Honestly, you can't go wrong with either — these are two of the best paint brands money can buy, and both are made in Britain. The choice comes down to what you value.
Farrow & Ball is the bigger library — 301 colours against Mylands' 211 — and it's the one everyone knows. Its real strength is greens (67 of them) and blues (41), and the colours have that famous chalky, light-shifting depth that changes through the day. If you want a colour that's been pored over by half the design world, F&B delivers. Their LRV range runs 5–92, so you've got everything from inky and dramatic to barely-there off-whites like All White, a clean, uncomplicated white that's a genuine workhorse. Acid Drop shows the other end — a punchy, zingy green-yellow that proves the range isn't all muted neutrals.
Mylands is the quieter connoisseur's choice, and its trump card is durability. The Marble Matt finish is noticeably tougher and more scrubbable than F&B's Estate Emulsion, which matters in hallways, kitchens and anywhere with kids or dogs. Mylands leans into deep, theatrical heritage colours — it's a paint with film and theatre set heritage behind it. Look at Acanthus Leaf No.12, a gorgeous deep green, or Alderman No.60 if you want something with real character. Their neutrals (40) and whites (25) are beautifully judged too.
The "but what about" question is usually price and coverage.

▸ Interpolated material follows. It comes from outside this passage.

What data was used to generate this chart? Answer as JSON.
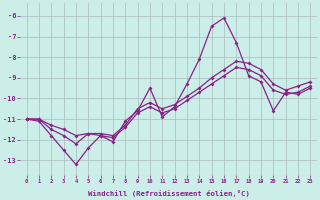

They're priced similarly — both premium — but Mylands often covers in two coats where F&B's deeper colours can need three, which closes the cost gap.
My honest steer: if you're painting a feature room or want a specific iconic colour, go F&B. If you want a hard-wearing finish in a high-traffic space, or you fancy something a bit less ubiquitous, Mylands is the smarter buy. Get tester pots of both, paint them on lining paper, and judge them on your own walls in your own light — that's the only test that counts.